Astrophysics in Lower Elementary
For the third year in a row, Lower Elementary students had the wonderful opportunity to learn about astronomy and astrophysics first-hand, and with the help of an accomplished astrophysicist. Lower Elementary teacher Alex Canning invited his cousin, Emmet Golden-Marx, an astrophysicist and PhD candidate studying early universe galaxy clusters at Boston University, to join their class for a quick lesson and an extended question-and-answer period.
Emmet has graciously volunteered to step into the classroom and answer every student's question for the past three years, and the students always appreciate his ability to break down massive and complex concepts, delivering true and easily-understood answers to some of life's most sprawling inquiries.
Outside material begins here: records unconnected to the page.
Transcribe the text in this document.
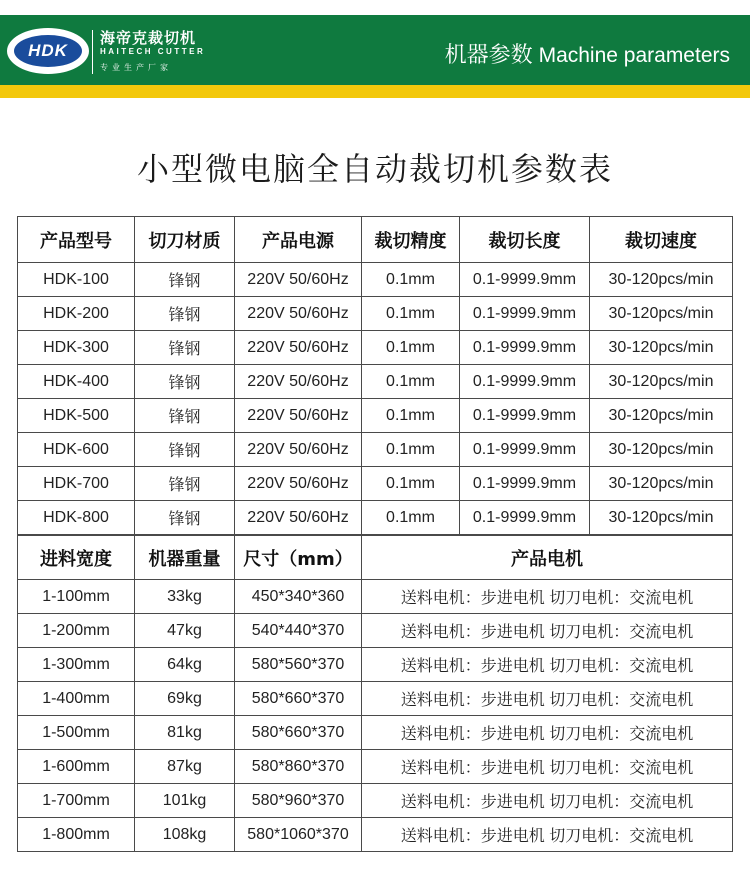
HDK
海帝克裁切机
HAITECH CUTTER
专业生产厂家	机器参数 Machine parameters
小型微电脑全自动裁切机参数表
产品型号	切刀材质	产品电源	裁切精度	裁切长度	裁切速度
HDK-100	锋钢	220V 50/60Hz	0.1mm	0.1-9999.9mm	30-120pcs/min
HDK-200	锋钢	220V 50/60Hz	0.1mm	0.1-9999.9mm	30-120pcs/min
HDK-300	锋钢	220V 50/60Hz	0.1mm	0.1-9999.9mm	30-120pcs/min
HDK-400	锋钢	220V 50/60Hz	0.1mm	0.1-9999.9mm	30-120pcs/min
HDK-500	锋钢	220V 50/60Hz	0.1mm	0.1-9999.9mm	30-120pcs/min
HDK-600	锋钢	220V 50/60Hz	0.1mm	0.1-9999.9mm	30-120pcs/min
HDK-700	锋钢	220V 50/60Hz	0.1mm	0.1-9999.9mm	30-120pcs/min
HDK-800	锋钢	220V 50/60Hz	0.1mm	0.1-9999.9mm	30-120pcs/min
进料宽度	机器重量	尺寸（mm）	产品电机
1-100mm	33kg	450*340*360	送料电机：步进电机 切刀电机：交流电机
1-200mm	47kg	540*440*370	送料电机：步进电机 切刀电机：交流电机
1-300mm	64kg	580*560*370	送料电机：步进电机 切刀电机：交流电机
1-400mm	69kg	580*660*370	送料电机：步进电机 切刀电机：交流电机
1-500mm	81kg	580*660*370	送料电机：步进电机 切刀电机：交流电机
1-600mm	87kg	580*860*370	送料电机：步进电机 切刀电机：交流电机
1-700mm	101kg	580*960*370	送料电机：步进电机 切刀电机：交流电机
1-800mm	108kg	580*1060*370	送料电机：步进电机 切刀电机：交流电机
Emmet joined the class for a short presentation, complete with a striking visual slideshow, about the universe and our place in it. Students (and teachers) were struck by the brilliant colors, massive scale, and novel shapes of the different aspects of our universe.
Q&A with the Pros
After the presentation was a lively Q-and-A session. Students used their science knowledge, and what they learned during the Creation of the Universe lesson to delve deeply into questions of size, scope, time, and the physics of gravity and black holes. Students were thrilled to be able to ask their questions and get real, detailed answers that they could understand. And the fun didn't stop there!
Stargazing the Boston Way
The next night, a group of students had the amazing opportunity to view the night sky from Boston University's Judson B. Coit Observatory! Students were able to utilize the telescopes and the amazing viewing platform at the top of the College of Arts and Science building to get a whole new perspective on our sky. Students and parents alike were awestruck at the amazing sights and new
vantage point on our ever-present sky. It looks like we may have some future astronomers on our hands!